Author + information
- Su Linbo,
- Kaijun Wang,
- Lijun Wang,
- Fengqiang Dang,
- Yifan Zhang and
- Lianna Xie
The present study was undertaken to investigate the protective effects and mechanisms of atorvastatin on pituitrin-induced coronary artery spasm in rats.
Fifty male SD rats were randomly assigned to five groups (n=10): normal group(no any intervention), control group (saline), atorvastatin group (5mg·kg-1·d-1), nifedipine group (5mg·kg-1·d-1), and combined group (atorvastatin 5mg·kg-1·d-1 and nifedipine 5mg·kg-1·d-1). After 15 days of treatment by intragastric administration(except the normal group), coronary artery spasm was induced by injecting pituitrin(1.5 U·kg-1) through caudal vein. The ultrastrueture of myocardial tissue was observed by electron microscopy. The membrane RhoA protein expression and cytosolic RhoA protein expression of coronary artery tissue was detected by western blot, and RhoA activity was expressed as the ratio of membrane RhoA protein and cytosolic RhoA protein.

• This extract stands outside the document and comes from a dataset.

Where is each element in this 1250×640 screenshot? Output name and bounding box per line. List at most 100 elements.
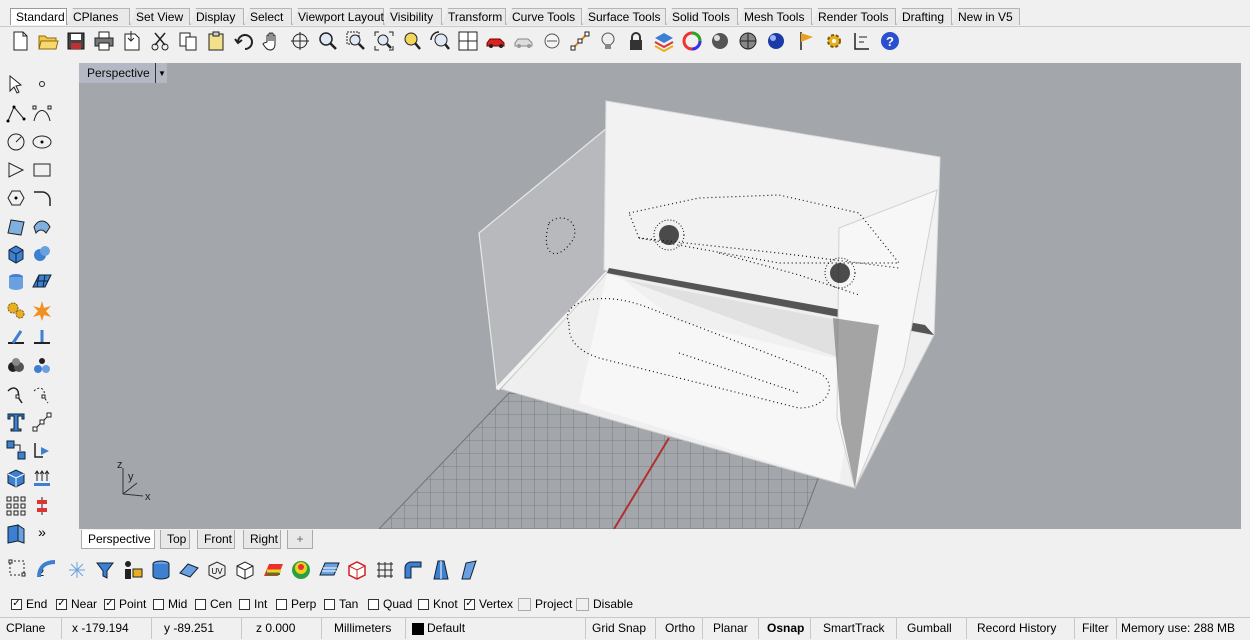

1. Pituitrin-induced coronary artery spasm caused the acute myocardial ischemic/anoxic injury, which result in myocardial ultrastructure damage. Prophylactic use atorvastatin had a protective role in coronary artery spasm induced myocardial ultrastructure damage, and combined with nifedipine was more effective. 2. Compared with the normal group, coronary artery RhoA activity in the control group was significantly increased (2.55±0.15 vs 0.81±0.16, P<0.01). Compared with the control group, coronary artery RhoA activity was significantly decreased in the atorvastatin group (0.99±0.34 vs 2.55±0.15, P<0.01), no statistically difference in the nifedipine group (2.21±0.23 vs 2.55±0.15, P=0.08), and significantly decreased in the combined group(1.13±0.42 vs 2.55±0.15, P<0.01).

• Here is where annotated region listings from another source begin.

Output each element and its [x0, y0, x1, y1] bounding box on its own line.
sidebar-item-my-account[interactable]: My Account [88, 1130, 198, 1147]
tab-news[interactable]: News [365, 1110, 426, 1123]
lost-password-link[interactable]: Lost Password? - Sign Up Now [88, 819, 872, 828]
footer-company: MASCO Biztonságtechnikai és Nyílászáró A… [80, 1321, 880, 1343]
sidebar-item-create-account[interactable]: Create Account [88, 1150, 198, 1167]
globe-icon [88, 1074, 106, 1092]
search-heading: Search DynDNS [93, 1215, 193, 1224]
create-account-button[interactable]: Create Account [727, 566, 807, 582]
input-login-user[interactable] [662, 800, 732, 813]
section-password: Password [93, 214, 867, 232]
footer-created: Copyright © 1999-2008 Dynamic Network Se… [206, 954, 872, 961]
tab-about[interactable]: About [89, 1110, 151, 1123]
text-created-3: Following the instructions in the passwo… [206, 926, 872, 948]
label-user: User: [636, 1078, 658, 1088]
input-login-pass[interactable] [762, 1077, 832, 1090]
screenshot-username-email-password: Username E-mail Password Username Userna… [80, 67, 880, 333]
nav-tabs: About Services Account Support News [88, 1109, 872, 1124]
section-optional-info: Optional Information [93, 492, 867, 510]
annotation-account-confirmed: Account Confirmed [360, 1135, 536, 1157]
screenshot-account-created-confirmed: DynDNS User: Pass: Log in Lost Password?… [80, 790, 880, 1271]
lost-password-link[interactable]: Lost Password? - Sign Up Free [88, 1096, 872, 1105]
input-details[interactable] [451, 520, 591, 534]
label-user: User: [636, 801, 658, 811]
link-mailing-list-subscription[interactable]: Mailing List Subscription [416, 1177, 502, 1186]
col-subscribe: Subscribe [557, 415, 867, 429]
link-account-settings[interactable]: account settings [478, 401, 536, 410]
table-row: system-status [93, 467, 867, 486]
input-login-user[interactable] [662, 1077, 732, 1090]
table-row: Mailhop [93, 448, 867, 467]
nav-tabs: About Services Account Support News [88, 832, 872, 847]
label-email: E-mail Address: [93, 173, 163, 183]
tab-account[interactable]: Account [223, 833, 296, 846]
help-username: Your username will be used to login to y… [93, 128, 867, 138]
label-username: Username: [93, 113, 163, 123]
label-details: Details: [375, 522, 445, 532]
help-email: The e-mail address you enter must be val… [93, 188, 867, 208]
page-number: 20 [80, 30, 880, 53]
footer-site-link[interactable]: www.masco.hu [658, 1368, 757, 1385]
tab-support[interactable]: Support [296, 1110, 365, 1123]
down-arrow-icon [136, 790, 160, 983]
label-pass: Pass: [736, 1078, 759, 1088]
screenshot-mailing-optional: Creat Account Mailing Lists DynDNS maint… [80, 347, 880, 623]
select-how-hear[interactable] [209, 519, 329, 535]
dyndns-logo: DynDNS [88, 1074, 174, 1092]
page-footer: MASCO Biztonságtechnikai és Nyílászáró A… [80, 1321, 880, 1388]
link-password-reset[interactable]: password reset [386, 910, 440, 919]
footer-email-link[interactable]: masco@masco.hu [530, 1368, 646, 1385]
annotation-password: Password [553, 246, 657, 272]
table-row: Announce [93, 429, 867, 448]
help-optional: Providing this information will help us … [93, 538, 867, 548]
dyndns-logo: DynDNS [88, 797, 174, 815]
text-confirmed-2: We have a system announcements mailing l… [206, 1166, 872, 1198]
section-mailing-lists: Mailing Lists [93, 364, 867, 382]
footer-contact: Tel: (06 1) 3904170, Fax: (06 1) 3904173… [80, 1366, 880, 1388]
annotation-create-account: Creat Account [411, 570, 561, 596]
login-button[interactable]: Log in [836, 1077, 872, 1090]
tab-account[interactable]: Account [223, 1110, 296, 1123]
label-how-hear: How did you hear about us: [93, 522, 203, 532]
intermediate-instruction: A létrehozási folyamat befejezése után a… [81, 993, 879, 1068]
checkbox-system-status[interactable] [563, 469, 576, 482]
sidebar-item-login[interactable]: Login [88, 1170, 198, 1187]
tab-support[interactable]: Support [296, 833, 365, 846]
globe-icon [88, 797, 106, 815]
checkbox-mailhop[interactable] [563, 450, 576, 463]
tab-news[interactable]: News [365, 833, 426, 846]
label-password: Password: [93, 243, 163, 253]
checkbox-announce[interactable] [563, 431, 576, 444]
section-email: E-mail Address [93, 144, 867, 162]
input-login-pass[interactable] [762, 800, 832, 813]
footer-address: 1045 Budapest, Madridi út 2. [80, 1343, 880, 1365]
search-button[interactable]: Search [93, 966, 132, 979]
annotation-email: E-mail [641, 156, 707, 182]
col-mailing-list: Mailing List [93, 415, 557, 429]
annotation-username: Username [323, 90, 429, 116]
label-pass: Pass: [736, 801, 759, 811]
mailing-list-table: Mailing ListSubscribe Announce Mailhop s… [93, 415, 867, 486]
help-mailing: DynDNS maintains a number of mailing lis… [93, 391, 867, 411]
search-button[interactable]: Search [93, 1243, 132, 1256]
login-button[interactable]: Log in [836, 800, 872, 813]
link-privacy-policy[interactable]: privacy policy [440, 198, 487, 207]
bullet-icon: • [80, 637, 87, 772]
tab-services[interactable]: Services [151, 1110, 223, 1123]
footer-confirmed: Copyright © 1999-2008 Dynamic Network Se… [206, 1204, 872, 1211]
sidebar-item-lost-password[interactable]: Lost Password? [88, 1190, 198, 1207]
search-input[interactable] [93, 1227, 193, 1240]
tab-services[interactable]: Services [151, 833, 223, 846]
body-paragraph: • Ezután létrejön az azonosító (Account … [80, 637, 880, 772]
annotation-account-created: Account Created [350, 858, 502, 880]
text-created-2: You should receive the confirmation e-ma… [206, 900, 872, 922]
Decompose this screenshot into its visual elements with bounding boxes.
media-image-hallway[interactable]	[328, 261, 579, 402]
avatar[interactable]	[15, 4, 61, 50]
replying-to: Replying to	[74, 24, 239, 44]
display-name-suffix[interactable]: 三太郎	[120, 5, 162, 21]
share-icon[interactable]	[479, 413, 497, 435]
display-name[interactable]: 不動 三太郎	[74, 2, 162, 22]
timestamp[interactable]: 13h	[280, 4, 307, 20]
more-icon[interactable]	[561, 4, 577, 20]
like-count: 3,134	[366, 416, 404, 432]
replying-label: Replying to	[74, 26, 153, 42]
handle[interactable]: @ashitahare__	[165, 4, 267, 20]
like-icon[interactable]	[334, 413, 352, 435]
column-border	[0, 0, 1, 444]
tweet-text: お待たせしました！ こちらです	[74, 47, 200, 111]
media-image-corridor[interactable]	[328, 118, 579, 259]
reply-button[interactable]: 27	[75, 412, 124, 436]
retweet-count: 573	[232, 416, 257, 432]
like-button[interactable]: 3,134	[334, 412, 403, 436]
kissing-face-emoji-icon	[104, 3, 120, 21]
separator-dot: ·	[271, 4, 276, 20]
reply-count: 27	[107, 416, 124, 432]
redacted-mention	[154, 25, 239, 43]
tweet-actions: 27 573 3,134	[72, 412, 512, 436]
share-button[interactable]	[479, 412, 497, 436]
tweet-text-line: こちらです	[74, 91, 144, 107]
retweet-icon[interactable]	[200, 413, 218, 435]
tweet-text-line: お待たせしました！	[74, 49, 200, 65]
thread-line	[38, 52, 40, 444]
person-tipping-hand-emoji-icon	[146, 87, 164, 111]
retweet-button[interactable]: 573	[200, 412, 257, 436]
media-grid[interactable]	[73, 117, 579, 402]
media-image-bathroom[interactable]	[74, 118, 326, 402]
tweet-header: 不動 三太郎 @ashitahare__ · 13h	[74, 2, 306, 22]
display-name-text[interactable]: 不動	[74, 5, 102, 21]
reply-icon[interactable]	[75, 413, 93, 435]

Atorvastatin could effectively prevent pituitrin-induced coronary artery spasm, and had protective effect on myocardial ultrastructure in rats. The addition of atorvastatin to nifedipine had synergistic effect. Inhibition of RhoA/Rho-kinase pathway involved in the mechanism of atorvastatin preventing coronary artery spasm.